I can't explain why Stockport said there was no problem with your son's school place and later said there might be - you'd have to ask them - but either this is a routine, random check on addresses or someone's raised it with them. Anyway, this is the worst case scenario, but if Stockport do withdraw the place you'll need to take advice from them about which schools do have places for September.

cathyw1 Sat 27-May-17 08:39:50

It definitely wasn't done by fraud. My partner lives in that borough and due to us living part time there at the time of submitting the application with a view if permantely living there I thought I had to apply to that borough. I work in the public sector so committing fraud is worth my job .
This was my honest belief that I had to apply to that borough.
Just a further question..... the hous is stc. However the intention all along was to leave it standing empty until such time. Would I still have to prove anything with my house.
Will the council tax and perhaps other bills assist. Also is it worth my partner and I going to the offices to explain. Sorry panicking now

PanelChair Sat 27-May-17 09:10:27

I don't want to panic you, but it's the local authority's definition of fraud that matters, not yours.

They may (I stress may) take the view that applying from an address that you live in only part-time is misrepresentation and fraud. The fact that you're still (it seems) not fully installed in your partner' house several months later might reinforce that.

Local education authorities usually publish very detailed guidance on how they determine where a child lives, including when the child splits time between two homes.

When people are trying to get a place in a school where they wouldn't normally qualify for a place, it's not unusual for them to rent a place or stay with friends near the desired school and then move back once they have got a place. That's why local authorities now have more stringent checks on where people actually live and why many want evidence that the previous home has been sold. Applying on the basis of an address where you might be living in the future is almost never possible (there are some exceptions for forces families) because otherwise hundreds of people would claim that they intended to move right beside the most popular school in the borough.

You do need to speak to Stockport about what more they need to see. Perhaps your councillor could help you with that.

prh47bridge Sat 27-May-17 09:14:07

This definitely won't cost you your job. You haven't committed a criminal offence. The worst that will happen is that they take away your son's place and offer him a place somewhere else.

It is up to the LA what evidence they want to prove that you were complying with the rules. No-one on here can tell you what they will need. I would give them as much evidence as you can and set out your case fully in writing. You certainly shouldn't go to the offices without an appointment as there is no guarantee you would be able to see the person dealing with your case. If it were me I wouldn't go to the offices - it is too easy to forget to mention an important fact or muddle things. I would concentrate on setting out what happened and when clearly in writing.

If they do take the place away you will have the opportunity to appeal against the decision.

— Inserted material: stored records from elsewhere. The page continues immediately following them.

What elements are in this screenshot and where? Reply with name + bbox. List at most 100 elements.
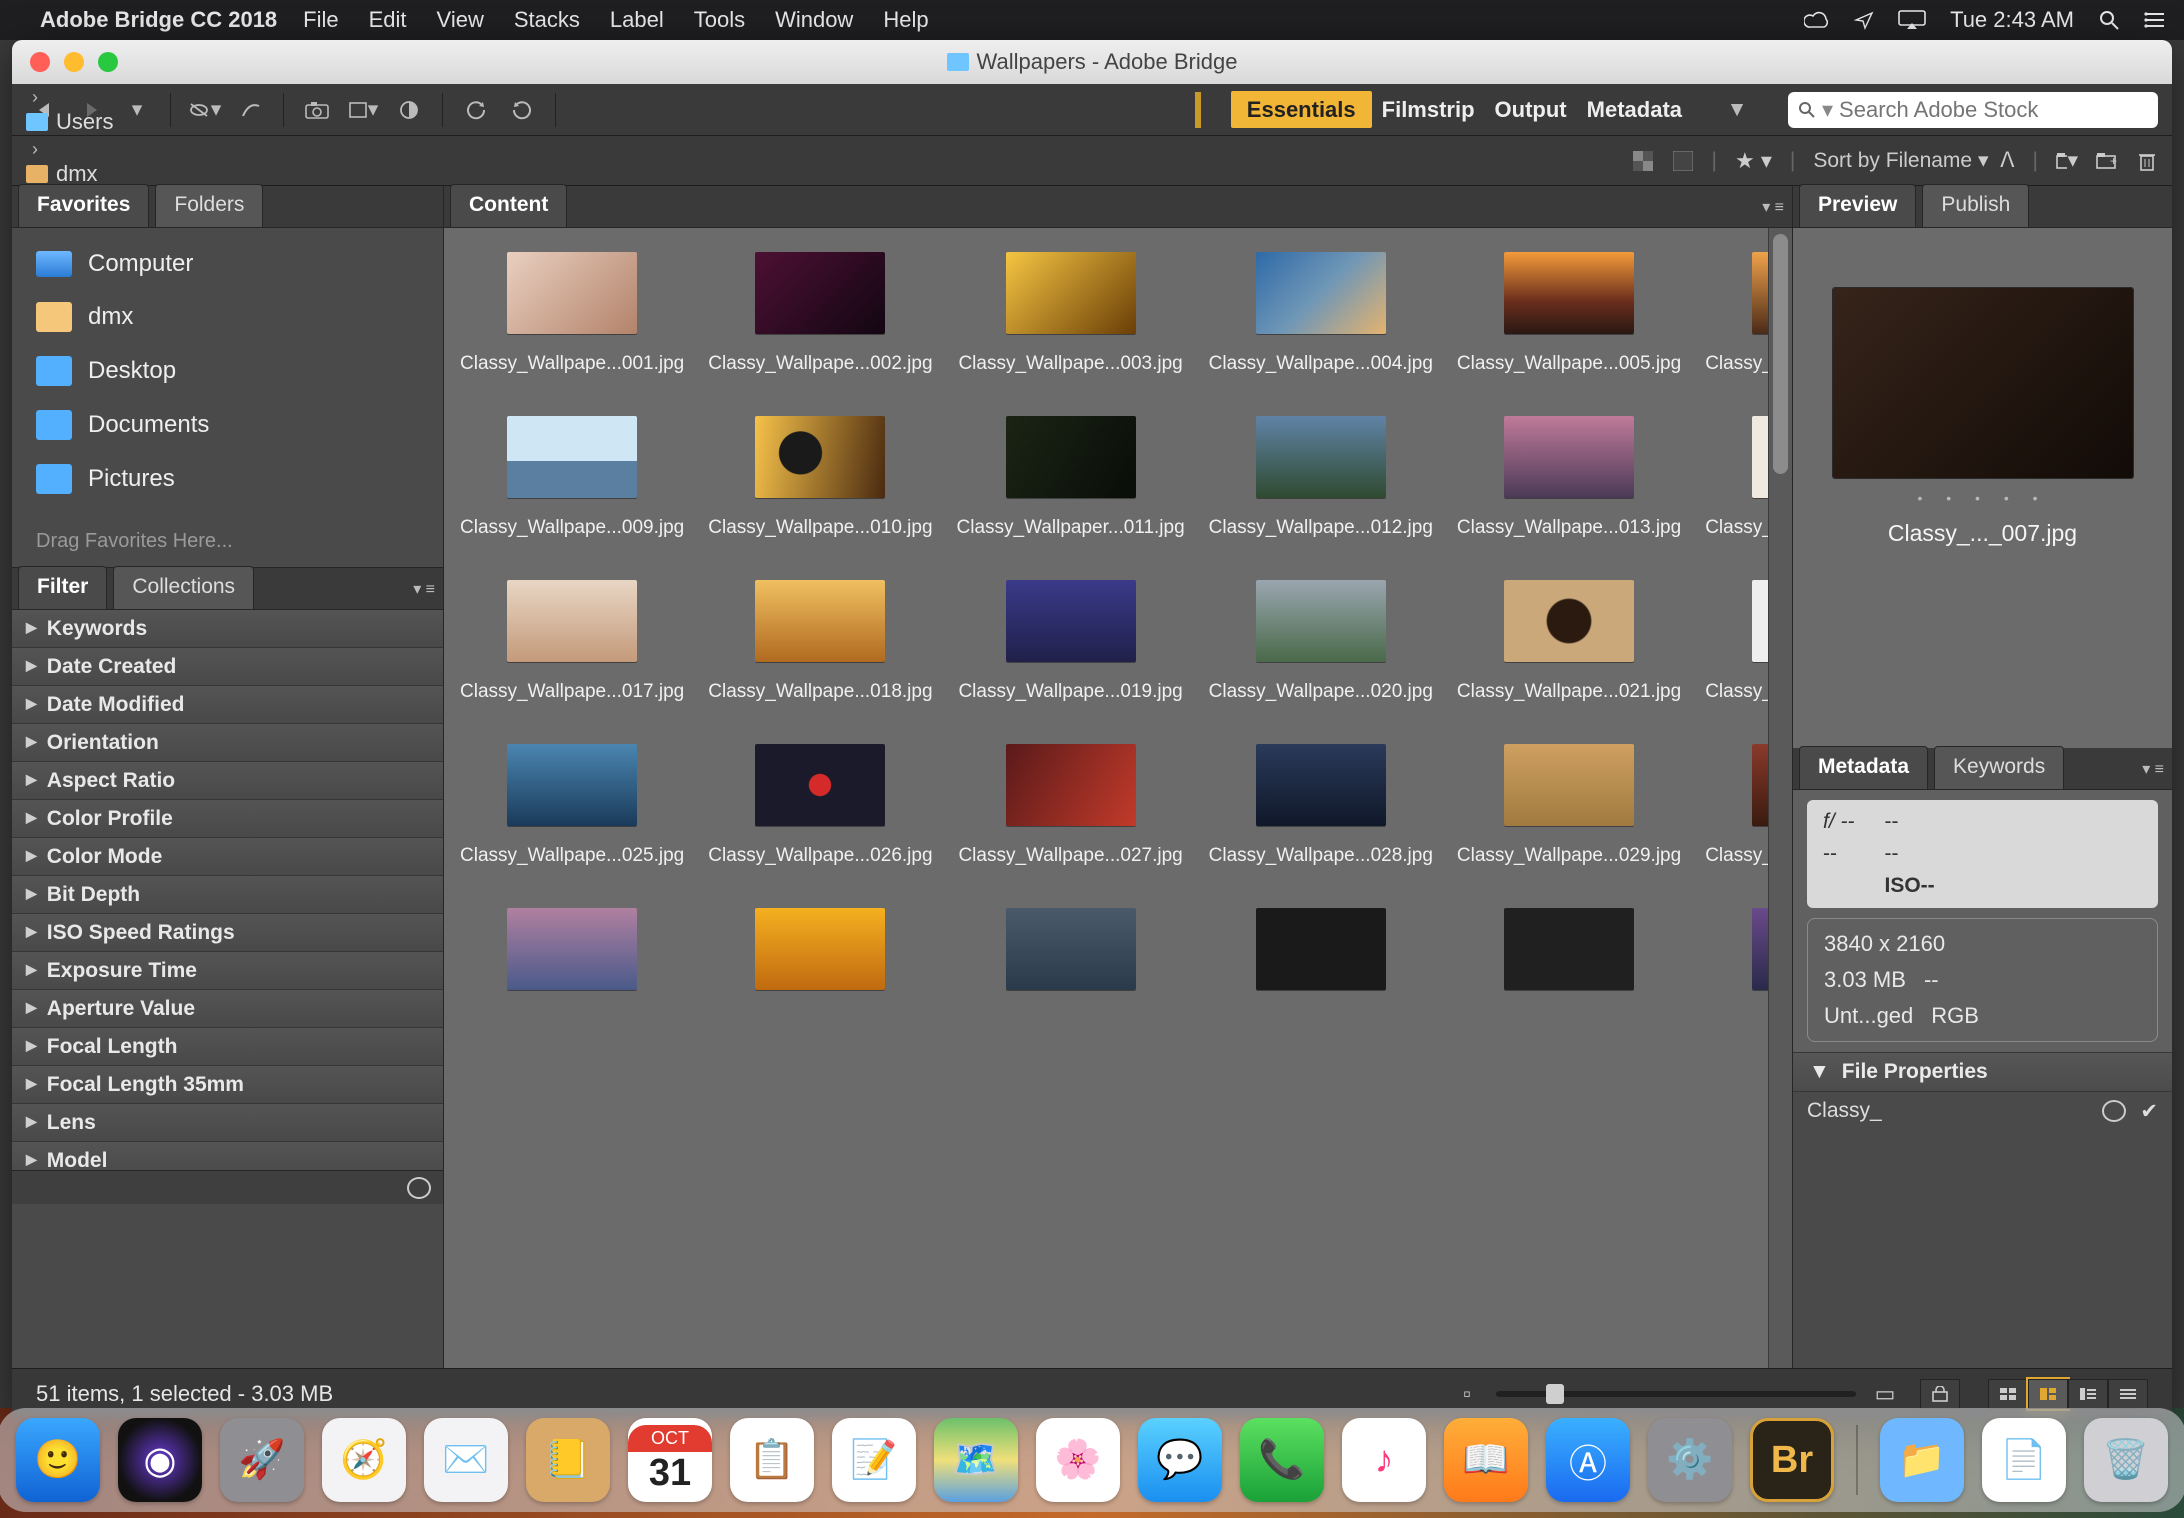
dock-mail[interactable]: ✉️: [424, 1418, 508, 1502]
menubar-view[interactable]: View: [437, 7, 484, 32]
location-icon[interactable]: [1854, 10, 1874, 30]
trash-icon[interactable]: [2136, 150, 2158, 172]
breadcrumb-users[interactable]: Users: [26, 109, 194, 135]
thumbnail-item[interactable]: Classy_Wallpape...018.jpg: [706, 574, 934, 720]
filter-panel-menu[interactable]: ▾ ≡: [413, 579, 435, 599]
menubar-clock[interactable]: Tue 2:43 AM: [1950, 7, 2074, 33]
dock-appstore[interactable]: Ⓐ: [1546, 1418, 1630, 1502]
tab-publish[interactable]: Publish: [1922, 184, 2029, 227]
sort-direction-icon[interactable]: ᐱ: [2000, 149, 2014, 172]
filter-orientation[interactable]: ▶Orientation: [12, 724, 443, 762]
airplay-icon[interactable]: [1898, 10, 1926, 30]
thumbnail-item[interactable]: [955, 902, 1187, 994]
notification-center-icon[interactable]: [2144, 11, 2166, 29]
view-grid-button[interactable]: [1988, 1379, 2028, 1409]
filter-rating-button[interactable]: ★ ▾: [1735, 148, 1772, 174]
new-folder-icon[interactable]: +: [2096, 150, 2118, 172]
dock-photos[interactable]: 🌸: [1036, 1418, 1120, 1502]
creative-cloud-icon[interactable]: [1804, 11, 1830, 29]
dock-maps[interactable]: 🗺️: [934, 1418, 1018, 1502]
thumbnail-item[interactable]: [706, 902, 934, 994]
favorite-desktop[interactable]: Desktop: [12, 344, 443, 398]
menubar-tools[interactable]: Tools: [694, 7, 745, 32]
dock-safari[interactable]: 🧭: [322, 1418, 406, 1502]
favorite-pictures[interactable]: Pictures: [12, 452, 443, 506]
cancel-filter-icon[interactable]: [407, 1177, 431, 1199]
grid-solid-icon[interactable]: [1672, 150, 1694, 172]
thumbnail-item[interactable]: Classy_Wallpape...026.jpg: [706, 738, 934, 884]
thumbnail-item[interactable]: Classy_Wallpape...013.jpg: [1455, 410, 1683, 556]
chevron-right-icon[interactable]: ›: [32, 87, 38, 107]
favorite-dmx[interactable]: dmx: [12, 290, 443, 344]
menubar-window[interactable]: Window: [775, 7, 853, 32]
filter-color-mode[interactable]: ▶Color Mode: [12, 838, 443, 876]
thumbnail-item[interactable]: Classy_Wallpape...001.jpg: [458, 246, 686, 392]
preview-image[interactable]: [1833, 288, 2133, 478]
grid-transparency-icon[interactable]: [1632, 150, 1654, 172]
dock-calendar[interactable]: OCT31: [628, 1418, 712, 1502]
workspace-tab-metadata[interactable]: Metadata: [1577, 91, 1692, 128]
thumbnail-item[interactable]: Classy_Wallpape...003.jpg: [955, 246, 1187, 392]
thumbnail-item[interactable]: Classy_Wallpape...004.jpg: [1207, 246, 1435, 392]
rotate-cw-button[interactable]: [503, 93, 541, 127]
filter-focal-length[interactable]: ▶Focal Length: [12, 1028, 443, 1066]
tab-content[interactable]: Content: [450, 184, 567, 227]
view-details-button[interactable]: [2068, 1379, 2108, 1409]
thumbnail-item[interactable]: [1455, 902, 1683, 994]
dock-facetime[interactable]: 📞: [1240, 1418, 1324, 1502]
view-thumb-button[interactable]: [2028, 1379, 2068, 1409]
menubar-stacks[interactable]: Stacks: [514, 7, 580, 32]
boomerang-button[interactable]: [231, 93, 269, 127]
thumbnail-item[interactable]: Classy_Wallpaper...011.jpg: [955, 410, 1187, 556]
zoom-largest-icon[interactable]: ▭: [1874, 1383, 1896, 1405]
thumbnail-item[interactable]: Classy_Wallpape...002.jpg: [706, 246, 934, 392]
thumbnail-item[interactable]: Classy_Wallpape...012.jpg: [1207, 410, 1435, 556]
tab-preview[interactable]: Preview: [1799, 184, 1916, 227]
window-titlebar[interactable]: Wallpapers - Adobe Bridge: [12, 40, 2172, 84]
thumbnail-size-slider[interactable]: [1496, 1391, 1856, 1397]
refine-button[interactable]: ▾: [344, 93, 382, 127]
filter-aperture-value[interactable]: ▶Aperture Value: [12, 990, 443, 1028]
metadata-panel-menu[interactable]: ▾ ≡: [2142, 759, 2164, 779]
chevron-right-icon[interactable]: ›: [32, 139, 38, 159]
sort-dropdown[interactable]: Sort by Filename ▾ ᐱ: [1813, 148, 2014, 173]
dock-recent-file[interactable]: 📄: [1982, 1418, 2066, 1502]
dock-launchpad[interactable]: 🚀: [220, 1418, 304, 1502]
dock-itunes[interactable]: ♪: [1342, 1418, 1426, 1502]
favorite-computer[interactable]: Computer: [12, 238, 443, 290]
rotate-ccw-button[interactable]: [457, 93, 495, 127]
file-properties-section[interactable]: ▼File Properties: [1793, 1052, 2172, 1092]
filter-aspect-ratio[interactable]: ▶Aspect Ratio: [12, 762, 443, 800]
workspace-menu-button[interactable]: ▼: [1718, 93, 1756, 127]
filter-lens[interactable]: ▶Lens: [12, 1104, 443, 1142]
menubar-file[interactable]: File: [303, 7, 338, 32]
workspace-tab-filmstrip[interactable]: Filmstrip: [1372, 91, 1485, 128]
tab-collections[interactable]: Collections: [113, 566, 254, 609]
camera-raw-button[interactable]: [390, 93, 428, 127]
dock-messages[interactable]: 💬: [1138, 1418, 1222, 1502]
menubar-label[interactable]: Label: [610, 7, 664, 32]
thumbnail-grid[interactable]: Classy_Wallpape...001.jpgClassy_Wallpape…: [458, 246, 1778, 994]
workspace-divider[interactable]: [1195, 92, 1201, 128]
tab-keywords[interactable]: Keywords: [1934, 746, 2064, 789]
dock-contacts[interactable]: 📒: [526, 1418, 610, 1502]
dock-reminders[interactable]: 📋: [730, 1418, 814, 1502]
tab-favorites[interactable]: Favorites: [18, 184, 149, 227]
menubar-edit[interactable]: Edit: [369, 7, 407, 32]
dock-trash[interactable]: 🗑️: [2084, 1418, 2168, 1502]
stock-search-box[interactable]: ▾: [1788, 92, 2158, 128]
tab-folders[interactable]: Folders: [155, 184, 263, 227]
filter-keywords[interactable]: ▶Keywords: [12, 610, 443, 648]
thumbnail-item[interactable]: Classy_Wallpape...028.jpg: [1207, 738, 1435, 884]
menubar-app-name[interactable]: Adobe Bridge CC 2018: [40, 7, 277, 33]
workspace-tab-essentials[interactable]: Essentials: [1231, 91, 1372, 128]
dock-ibooks[interactable]: 📖: [1444, 1418, 1528, 1502]
metadata-cancel-icon[interactable]: [2102, 1100, 2126, 1122]
filter-color-profile[interactable]: ▶Color Profile: [12, 800, 443, 838]
spotlight-icon[interactable]: [2098, 9, 2120, 31]
thumbnail-item[interactable]: Classy_Wallpape...021.jpg: [1455, 574, 1683, 720]
preview-rating-dots[interactable]: • • • • •: [1917, 490, 2047, 506]
filter-model[interactable]: ▶Model: [12, 1142, 443, 1170]
filter-bit-depth[interactable]: ▶Bit Depth: [12, 876, 443, 914]
dock-siri[interactable]: ◉: [118, 1418, 202, 1502]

cathyw1 Sat 27-May-17 09:30:45

Thank you everyone.
I wouldn't mind but the borough I did live in had the better schools so it's definitely nothing to do with being in a catchment area.
Annoyed that they contacted me via phone and informed me he definitely had a place. Surely if there were issues they should have been raised then.
Anyway thanks everyone for your advice will certainly take it on board

BarbarianMum Sat 27-May-17 10:26:23

They can inform you that there are issues, investigate and withdraw the place any time right up until term starts. So no, no duty on them to have raised it earlier, the duty was on you to apply using your permanent address at the time.